The merger will link the Yellowknife union with a much larger multi-employer local based in Alberta. Before the merger, Local 1207 was sitting at approximately 2,700 members.

"We have 26 different employers, 26 collective agreements from Lethbridge, Medicine Hat, Lloydminster, High Level, we're all over (Alberta)," said Local 1207 president Ray White.

He says a larger, multi-employer union will be good for everyone.

"The bigger they get the more resources that you have to work with, and the better off you are," he said "Currently the Yellowknife local doesn't have any full-time people, and we have three full-time business agents and a full-time financial secretary for our local. It just makes sense that they can tap into some of those resources and share resources to make it more efficient and effective."

The new, merged union will represent around 3,000 workers, White says, adding the Alberta Union will also be able to provide expertise across different types of employment.
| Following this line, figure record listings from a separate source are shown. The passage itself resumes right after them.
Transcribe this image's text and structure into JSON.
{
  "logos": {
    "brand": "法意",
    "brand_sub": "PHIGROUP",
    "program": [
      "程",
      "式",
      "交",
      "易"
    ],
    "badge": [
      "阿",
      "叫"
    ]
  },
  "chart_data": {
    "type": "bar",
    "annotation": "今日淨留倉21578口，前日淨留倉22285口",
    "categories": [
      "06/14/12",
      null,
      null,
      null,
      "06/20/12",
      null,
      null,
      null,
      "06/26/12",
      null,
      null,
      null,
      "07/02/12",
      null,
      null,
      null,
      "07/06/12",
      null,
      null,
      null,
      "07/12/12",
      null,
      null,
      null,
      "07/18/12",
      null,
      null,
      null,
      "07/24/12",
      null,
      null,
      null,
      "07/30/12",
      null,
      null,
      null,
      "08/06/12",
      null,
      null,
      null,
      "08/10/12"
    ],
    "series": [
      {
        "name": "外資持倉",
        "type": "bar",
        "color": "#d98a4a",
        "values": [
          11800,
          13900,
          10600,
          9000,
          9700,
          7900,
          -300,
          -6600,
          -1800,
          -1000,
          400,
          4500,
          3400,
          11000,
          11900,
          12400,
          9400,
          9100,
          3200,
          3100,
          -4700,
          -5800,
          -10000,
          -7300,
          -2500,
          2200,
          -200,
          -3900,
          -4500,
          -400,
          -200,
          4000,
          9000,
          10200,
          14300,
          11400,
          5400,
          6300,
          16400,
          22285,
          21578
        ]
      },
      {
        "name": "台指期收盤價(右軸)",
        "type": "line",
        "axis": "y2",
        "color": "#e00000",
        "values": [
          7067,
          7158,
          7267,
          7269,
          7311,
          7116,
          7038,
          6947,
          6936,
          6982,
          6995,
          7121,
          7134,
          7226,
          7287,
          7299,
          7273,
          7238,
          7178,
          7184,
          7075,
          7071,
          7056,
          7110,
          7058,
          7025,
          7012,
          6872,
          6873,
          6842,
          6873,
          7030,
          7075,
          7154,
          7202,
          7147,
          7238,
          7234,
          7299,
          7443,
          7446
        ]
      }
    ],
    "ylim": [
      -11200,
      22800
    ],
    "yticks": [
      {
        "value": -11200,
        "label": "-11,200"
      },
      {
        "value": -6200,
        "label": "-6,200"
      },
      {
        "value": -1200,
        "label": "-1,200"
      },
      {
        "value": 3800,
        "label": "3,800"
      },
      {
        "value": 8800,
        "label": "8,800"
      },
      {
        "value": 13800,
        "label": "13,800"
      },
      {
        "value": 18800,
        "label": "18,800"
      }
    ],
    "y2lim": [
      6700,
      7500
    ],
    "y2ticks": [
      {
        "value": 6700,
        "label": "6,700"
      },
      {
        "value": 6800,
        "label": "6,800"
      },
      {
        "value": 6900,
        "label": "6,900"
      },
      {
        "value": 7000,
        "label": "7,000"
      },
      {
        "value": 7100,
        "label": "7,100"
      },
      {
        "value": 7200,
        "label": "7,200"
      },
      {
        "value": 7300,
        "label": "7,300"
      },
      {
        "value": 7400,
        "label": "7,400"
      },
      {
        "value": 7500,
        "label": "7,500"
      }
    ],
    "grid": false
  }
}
Currently, White says Local 1207 represents lumber mills, long-term care facilities, and a french-fry factory.

"We're in every kind of industry that you can imagine," he said. "It's going to make it better as far as the Yellowknife local goes because we've got experience bargaining in different industries with different employers."

The larger union will be able to provide education, including training courses on union and labour rights and access to the Women of Steel group - a group that works to promote women's rights, says Korycki. But she says the merger won't leave Yellowknifers eclipsed.

"We want to make it a better place for workers, we want to help out the community," she said.